Дом был каменный с деревянными галереями. Они с четырех сторон окружали грязный немощеный двор. Вверх по галереям шли грязные и скользкие деревянные лестницы. На них пахло кошками и квашеной капустой. По площадкам лепились отхожие будки и кладовые под висячими замками.
Брат Тиверзина был призван рядовым на войну и ранен под Вафангоу. Он лежал на излечении в Красноярском госпитале, куда для встречи с ним и принятия его на руки выехала его жена с двумя дочерьми. Потомственные железнодорожники Тиверзины были легки на подъем и разъезжали по всей России по даровым служебным удостоверениям. В настоящее время в квартире было тихо и пусто. В ней жили только сын да мать.

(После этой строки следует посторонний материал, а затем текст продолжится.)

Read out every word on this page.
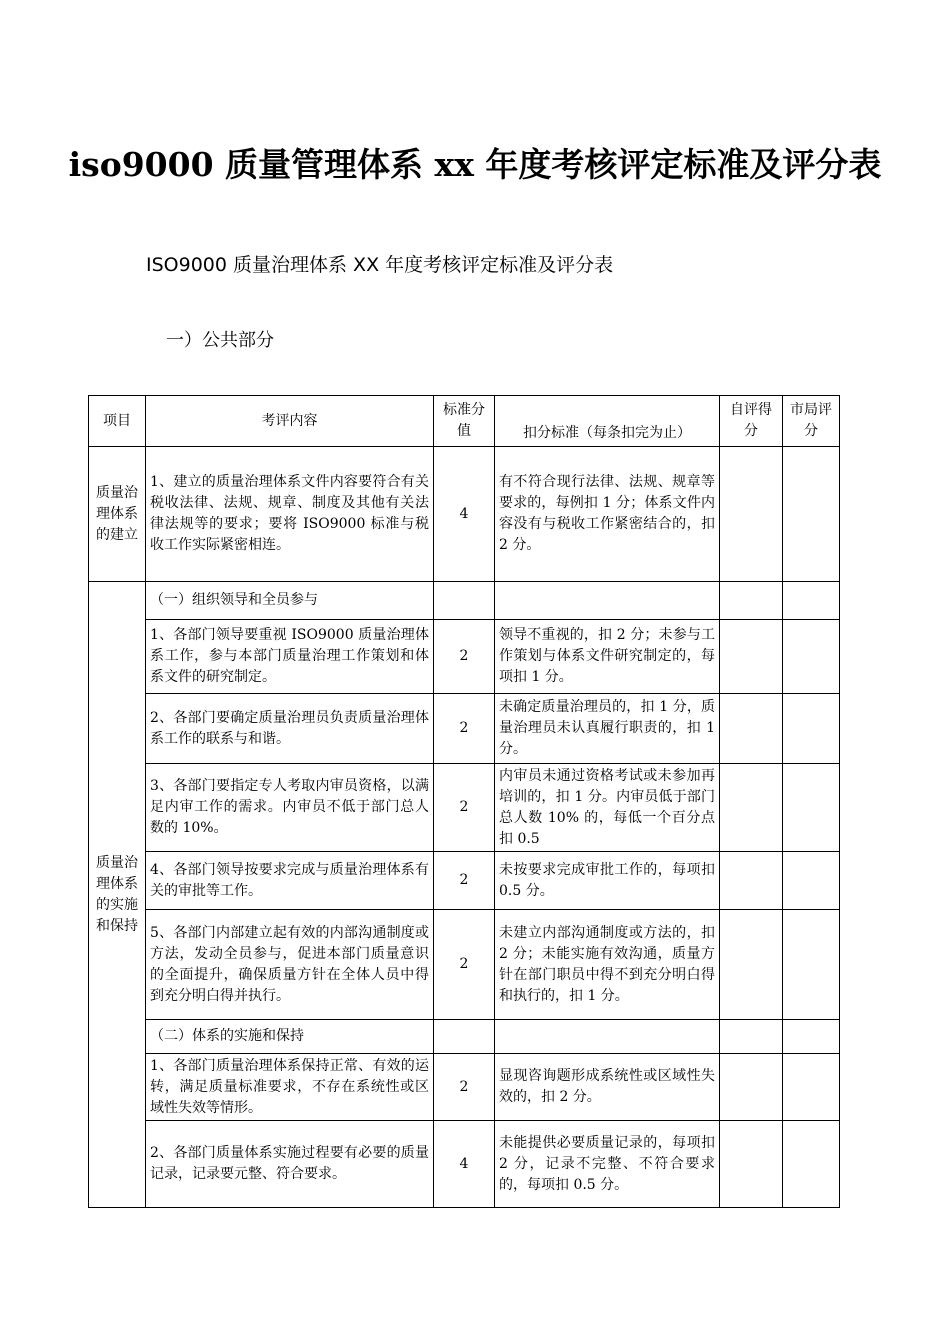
iso9000 质量管理体系 xx 年度考核评定标准及评分表

ISO9000 质量治理体系 XX 年度考核评定标准及评分表

一）公共部分

项目	考评内容	标准分值	扣分标准（每条扣完为止）	自评得分	市局评分
质量治理体系的建立	1、建立的质量治理体系文件内容要符合有关税收法律、法规、规章、制度及其他有关法律法规等的要求；要将 ISO9000 标准与税收工作实际紧密相连。	4	有不符合现行法律、法规、规章等要求的，每例扣 1 分；体系文件内容没有与税收工作紧密结合的，扣 2 分。		
质量治理体系的实施和保持	（一）组织领导和全员参与				
	1、各部门领导要重视 ISO9000 质量治理体系工作，参与本部门质量治理工作策划和体系文件的研究制定。	2	领导不重视的，扣 2 分；未参与工作策划与体系文件研究制定的，每项扣 1 分。		
	2、各部门要确定质量治理员负责质量治理体系工作的联系与和谐。	2	未确定质量治理员的，扣 1 分，质量治理员未认真履行职责的，扣 1 分。		
	3、各部门要指定专人考取内审员资格，以满足内审工作的需求。内审员不低于部门总人数的 10%。	2	内审员未通过资格考试或未参加再培训的，扣 1 分。内审员低于部门总人数 10% 的，每低一个百分点扣 0.5		
	4、各部门领导按要求完成与质量治理体系有关的审批等工作。	2	未按要求完成审批工作的，每项扣 0.5 分。		
	5、各部门内部建立起有效的内部沟通制度或方法，发动全员参与，促进本部门质量意识的全面提升，确保质量方针在全体人员中得到充分明白得并执行。	2	未建立内部沟通制度或方法的，扣 2 分；未能实施有效沟通，质量方针在部门职员中得不到充分明白得和执行的，扣 1 分。		
	（二）体系的实施和保持				
	1、各部门质量治理体系保持正常、有效的运转，满足质量标准要求，不存在系统性或区域性失效等情形。	2	显现咨询题形成系统性或区域性失效的，扣 2 分。		
	2、各部门质量体系实施过程要有必要的质量记录，记录要元整、符合要求。	4	未能提供必要质量记录的，每项扣 2 分，记录不完整、不符合要求的，每项扣 0.5 分。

Квартира помещалась во втором этаже. Перед входною дверью на галерее стояла бочка, которую наполнял водой водовоз. Когда Киприян Савельич поднялся в свой ярус, он обнаружил, что крышка с бочки сдвинута набок и на обломке льда, сковавшего воду, стоит примерзшая к ледяной корочке железная кружка. «Не иначе Пров, – подумал Тиверзин, усмехнувшись. – Пьет, не напьется, прорва, огненное нутро».
Пров Афанасьевич Соколов, псаломщик, видный и нестарый мужчина, был дальним родственником Марфы Гавриловны.
Киприян Савельевич оторвал кружку от ледяной корки, надвинул крышку на бочку и дернул ручку дверного колокольчика. Облако жилого духа и вкусного пара двинулось ему навстречу.
– Жарко истопили, маменька. Тепло у нас, хорошо.
Мать бросилась к нему на шею, обняла и заплакала. Он погладил ее по голове, подождал и мягко отстранил.
– Смелость города берет, маменька, – тихо сказал он, – стоит моя дорога от Москвы до самой Варшавы.
– Знаю. Оттого и плачу. Несдобровать тебе. Убраться бы тебе, Купринька, куда-нибудь подальше.
– Чуть мне голову не проломил ваш миленький дружок, любезный пастушок ваш, Петр Петров.
Он думал рассмешить ее. Она не поняла шутки и серьезно ответила:
– Грех над ним смеяться, Купринька. Ты б его пожалел. Отпетый горемыка, погибшая душа.
– Забрали Антипова Пашку. Павла Ферапонтовича. Пришли ночью, обыск, все перебуторили. Утром увели. Тем более Дарья его, тиф это, в больнице. Павлушка малый, в реальном учится, один в доме с теткой глухой. Притом гонят их с квартиры. Я считаю, надо мальчика к нам. Зачем Пров заходил?
– Почем ты знаешь?
– Бочка, вижу, не покрыта и кружка стоит. Обязательно, думаю, Пров бездонный воду хлобыстал.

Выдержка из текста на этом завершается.